Перейдя Джунгарский Алатау проходом Джаксы-Алтын-Эмель, который известен тем, что под осень через него дуют сильные северо-восточные ветры, называемые «эбэ», в роде тех, что на южном берегу Алакуля, - караван вышел на голую кремнистую долину. Вдали виднелась Или; мы пошли на перевоз, содержимый киргизами через эту реку, и ночевали у ключа в песках, между гор Калкан, где попали в какую-то ложбину, которая кишела змеями, тарантулами, скорпионами, фалангами, и долго не могли забыть этого проклятого ночлега. Ночь мы не спали и чуть свет поднялись в поход.

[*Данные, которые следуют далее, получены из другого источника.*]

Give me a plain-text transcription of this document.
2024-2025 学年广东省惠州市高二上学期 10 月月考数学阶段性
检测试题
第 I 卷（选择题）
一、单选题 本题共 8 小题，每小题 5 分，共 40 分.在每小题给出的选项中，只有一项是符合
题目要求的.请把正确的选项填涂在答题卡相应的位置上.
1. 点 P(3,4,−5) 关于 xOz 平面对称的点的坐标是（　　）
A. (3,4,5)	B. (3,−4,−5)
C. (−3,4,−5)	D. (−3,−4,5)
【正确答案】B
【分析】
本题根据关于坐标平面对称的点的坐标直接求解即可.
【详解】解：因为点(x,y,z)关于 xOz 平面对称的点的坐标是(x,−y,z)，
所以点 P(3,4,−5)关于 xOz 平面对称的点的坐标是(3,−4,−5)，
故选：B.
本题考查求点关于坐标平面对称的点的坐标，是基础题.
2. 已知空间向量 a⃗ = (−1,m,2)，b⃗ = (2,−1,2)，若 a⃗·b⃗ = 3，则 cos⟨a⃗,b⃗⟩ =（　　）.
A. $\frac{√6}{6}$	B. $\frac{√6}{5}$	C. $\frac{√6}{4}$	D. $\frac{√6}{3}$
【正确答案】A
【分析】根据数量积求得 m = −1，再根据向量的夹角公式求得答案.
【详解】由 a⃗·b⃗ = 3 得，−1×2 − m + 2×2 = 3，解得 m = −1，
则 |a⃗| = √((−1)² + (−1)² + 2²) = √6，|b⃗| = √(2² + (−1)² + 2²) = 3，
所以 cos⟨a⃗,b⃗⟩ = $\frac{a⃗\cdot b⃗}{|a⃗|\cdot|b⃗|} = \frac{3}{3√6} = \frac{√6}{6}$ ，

Караван два дня переправлялся через реку Или на ветхих плоскодонных судах. Судно тянули с помощью лошадей, пущенных вплавь, а лодочники выливали ведрами воду. Отпраздновав на берегах Или «курбан», караван через проходы Сугуты, Тарайгир и Учь-Меркэ достиг Каркаринской долины, сделав всего 17 усиленных переходов. Здесь мы нашли адабановских киргиз поколения Айтбузум и разъехались по разным аулам для меновой торговли. Но киргизы были в волнении. Перед нашим приходом на берегах Кар-Кары происходила у них кровавая схватка между коленами кизыл-бурк и айтбузум. Они ожидали русского чиновника, высланного на следствие по жалобе кизылбуркской стороны и в случае неудачи думали наутек. Так и случилось. 4-го августа киргизы начали сниматься вдруг и к вечеру на берегах Кегена и Кар-Кары было не видно ни одной живой души, не было слышно ни одного звука, только наши одинокие палатки с грустным выражением смотрели на мертвую окрестность. Нам было почему-то неловко. Караванбаши и некоторые наши старики находили, что 900 баранов, выменянных нами у киргиз, недостаточно и потому решили идти в дикокаменную орду. 6-го августа караван достиг киргизских кочевок. Нас встретил родоначальник племени салмеке манап Карач, по прозванию Большой, благорасположенный к русскому правительству и изнывающий желанием получить чин хорунжего. Большим он назывался потому, что был толст и жирен, как дургамский бык. Карач носил остроконечную, белую войлочную шляпу с разрезанными на лбу и затылке полями, ваточный халат из крепкой, полосатой бумажной материи в роде тика, с закругленным воротником, как у наших военных на кафтанах и тремя зелеными шелковыми тесемками на груди. На ногах были неуклюжие сапоги из красной юфти с большими деревянными каблуками. Сын его был одет так же, как Карач, но халат его имел более яркий цвет и плисовый воротник и рукава. Свита Карача состояла из нескольких оборванцев, вооруженных дубьем и копьями. Один рыжий копьеносец имел на себе только нижнее белье, да войлочный плащ, а другой, несмотря на жаркое время, носил нагольный тулуп и меховую шапку. Киргизы говорили очень скоро и пискливо, беспрестанно сыпали в рот нюхательный табак.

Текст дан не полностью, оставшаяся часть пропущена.